Moi de même, mais ça n'a jamais gêné aucune juridiction, ce qui fait qu'on ne peut considérer que c'est cet aspect qui a justifie la position du juge.
Effectivement, le juge semble "s'emmêler les pinceaux" quand il écrit que "le respect de la pondération des sous-critères annoncée dans le règlement de la consultation impliquait que la note sur 100 obtenue à l'issue de la première étape fût simplement ramenée à une note sur 60.". Alors que la modification des écarts de points provient "simplement" du recalage, sur la base de la meilleure des notes obtenues par les offres, de la note technique pondérée.

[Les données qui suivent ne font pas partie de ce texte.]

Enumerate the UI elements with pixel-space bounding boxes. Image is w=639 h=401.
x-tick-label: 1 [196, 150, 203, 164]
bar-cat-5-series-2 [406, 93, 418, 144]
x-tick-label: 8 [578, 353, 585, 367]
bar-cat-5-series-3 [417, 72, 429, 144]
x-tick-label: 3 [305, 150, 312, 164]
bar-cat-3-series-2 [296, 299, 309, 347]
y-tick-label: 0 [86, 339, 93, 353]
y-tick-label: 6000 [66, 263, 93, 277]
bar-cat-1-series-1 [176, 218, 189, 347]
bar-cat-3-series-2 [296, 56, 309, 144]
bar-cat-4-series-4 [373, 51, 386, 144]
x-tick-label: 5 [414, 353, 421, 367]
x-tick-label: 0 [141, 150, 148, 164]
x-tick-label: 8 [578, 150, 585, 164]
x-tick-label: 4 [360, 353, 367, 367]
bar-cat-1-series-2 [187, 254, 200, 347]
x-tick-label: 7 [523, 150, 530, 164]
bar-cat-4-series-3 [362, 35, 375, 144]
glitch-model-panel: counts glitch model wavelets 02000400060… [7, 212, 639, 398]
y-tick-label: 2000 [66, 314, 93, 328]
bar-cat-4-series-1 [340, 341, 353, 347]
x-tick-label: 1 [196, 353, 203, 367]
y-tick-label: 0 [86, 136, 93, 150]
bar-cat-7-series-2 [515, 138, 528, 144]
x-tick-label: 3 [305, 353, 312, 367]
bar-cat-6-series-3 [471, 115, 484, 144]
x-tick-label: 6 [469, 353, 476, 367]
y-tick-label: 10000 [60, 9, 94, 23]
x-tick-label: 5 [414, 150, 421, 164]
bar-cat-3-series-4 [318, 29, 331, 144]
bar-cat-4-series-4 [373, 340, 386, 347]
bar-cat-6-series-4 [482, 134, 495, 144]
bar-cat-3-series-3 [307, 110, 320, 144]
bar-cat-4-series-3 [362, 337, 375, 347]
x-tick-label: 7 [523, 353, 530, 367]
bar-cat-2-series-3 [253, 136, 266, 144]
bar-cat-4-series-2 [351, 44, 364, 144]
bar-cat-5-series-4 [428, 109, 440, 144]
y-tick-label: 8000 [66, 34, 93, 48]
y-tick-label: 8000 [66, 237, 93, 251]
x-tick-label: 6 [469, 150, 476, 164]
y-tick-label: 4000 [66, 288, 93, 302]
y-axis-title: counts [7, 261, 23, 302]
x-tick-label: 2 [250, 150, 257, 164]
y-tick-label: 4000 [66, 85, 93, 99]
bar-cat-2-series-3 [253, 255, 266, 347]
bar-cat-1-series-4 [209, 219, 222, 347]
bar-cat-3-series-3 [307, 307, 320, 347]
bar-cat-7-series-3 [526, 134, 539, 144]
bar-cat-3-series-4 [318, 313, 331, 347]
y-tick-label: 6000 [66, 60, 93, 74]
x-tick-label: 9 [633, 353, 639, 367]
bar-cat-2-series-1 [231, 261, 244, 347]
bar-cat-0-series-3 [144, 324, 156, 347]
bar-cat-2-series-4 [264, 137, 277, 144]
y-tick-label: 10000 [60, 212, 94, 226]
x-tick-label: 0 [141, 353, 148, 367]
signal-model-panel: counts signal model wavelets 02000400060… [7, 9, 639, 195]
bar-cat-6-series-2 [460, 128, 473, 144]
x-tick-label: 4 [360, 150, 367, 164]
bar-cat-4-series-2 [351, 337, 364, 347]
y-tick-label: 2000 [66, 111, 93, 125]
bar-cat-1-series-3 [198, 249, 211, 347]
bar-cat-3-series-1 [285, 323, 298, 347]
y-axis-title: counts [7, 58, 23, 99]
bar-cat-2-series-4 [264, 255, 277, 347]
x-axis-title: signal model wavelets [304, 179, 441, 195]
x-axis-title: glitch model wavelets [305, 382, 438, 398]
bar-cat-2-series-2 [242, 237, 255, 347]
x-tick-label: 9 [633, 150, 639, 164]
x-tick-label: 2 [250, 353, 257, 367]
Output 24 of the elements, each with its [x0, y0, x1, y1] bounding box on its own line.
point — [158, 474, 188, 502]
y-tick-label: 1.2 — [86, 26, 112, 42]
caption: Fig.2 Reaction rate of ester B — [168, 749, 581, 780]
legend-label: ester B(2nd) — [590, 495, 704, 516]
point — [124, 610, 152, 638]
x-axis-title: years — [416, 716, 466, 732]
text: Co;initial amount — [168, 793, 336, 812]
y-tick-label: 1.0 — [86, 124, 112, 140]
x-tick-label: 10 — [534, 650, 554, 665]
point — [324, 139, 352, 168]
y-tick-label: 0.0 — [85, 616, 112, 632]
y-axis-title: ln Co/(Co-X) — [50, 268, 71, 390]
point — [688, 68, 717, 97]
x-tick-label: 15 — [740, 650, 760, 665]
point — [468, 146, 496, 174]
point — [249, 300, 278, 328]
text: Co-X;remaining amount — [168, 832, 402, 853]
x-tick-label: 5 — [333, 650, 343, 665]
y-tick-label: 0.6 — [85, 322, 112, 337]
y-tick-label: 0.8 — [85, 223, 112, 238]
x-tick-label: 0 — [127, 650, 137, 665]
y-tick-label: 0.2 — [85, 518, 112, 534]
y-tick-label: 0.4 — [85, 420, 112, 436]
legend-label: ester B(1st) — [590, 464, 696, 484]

A moins qu'il n'ait considéré que les sous-critères étant des critères, les 60 % attribués à la valeur technique n'étaient qu'un intermédiaire dans la détermination de leurs poids dans la note globale. Mais cela est sans doute "tirer par les cheveux".
Comme l'indique R.J, ramener la note sur 100 à une note sur 60 et ramener une note sur 84 à une note sur 60 sont deux choses qui semblent qui peuvent semblent proches. Cependant, passer par une note sur 100 était totalement inutile
Pur poursuivre la réflexion, il serait nécessaire de connaitre ce qu'indiquait le règlement concernant la notation afin de vérifier si le recalage, sur la base de la meilleure des notes obtenues par les offres, était explicitement prévu. Néanmoins, cela est généralement le cas lorsqu'une telle transformation est mise en œuvre. On peut donc supposer qu'il en allait ainsi.
Ce qui est assez paradoxal est qu'il est assez établi, que la méthode de notation classique n'assure pas l'identification de l'OEPA.
Or, comme l'indique R.J, dès lors que l'on admet cette méthode de notation classique sur le prix, il est tentant de faire de même pour la note technique. Pire même, la méthode des ratios (le recalage") est conseillée. Et l'on peut craindre qu'un jour, elle ne devienne la norme puis obligatoire, au moins quand la méthode de notation classique du prix est employée.
C'est donc bien sur la méthode classique de notation du prix que doit porter la critique.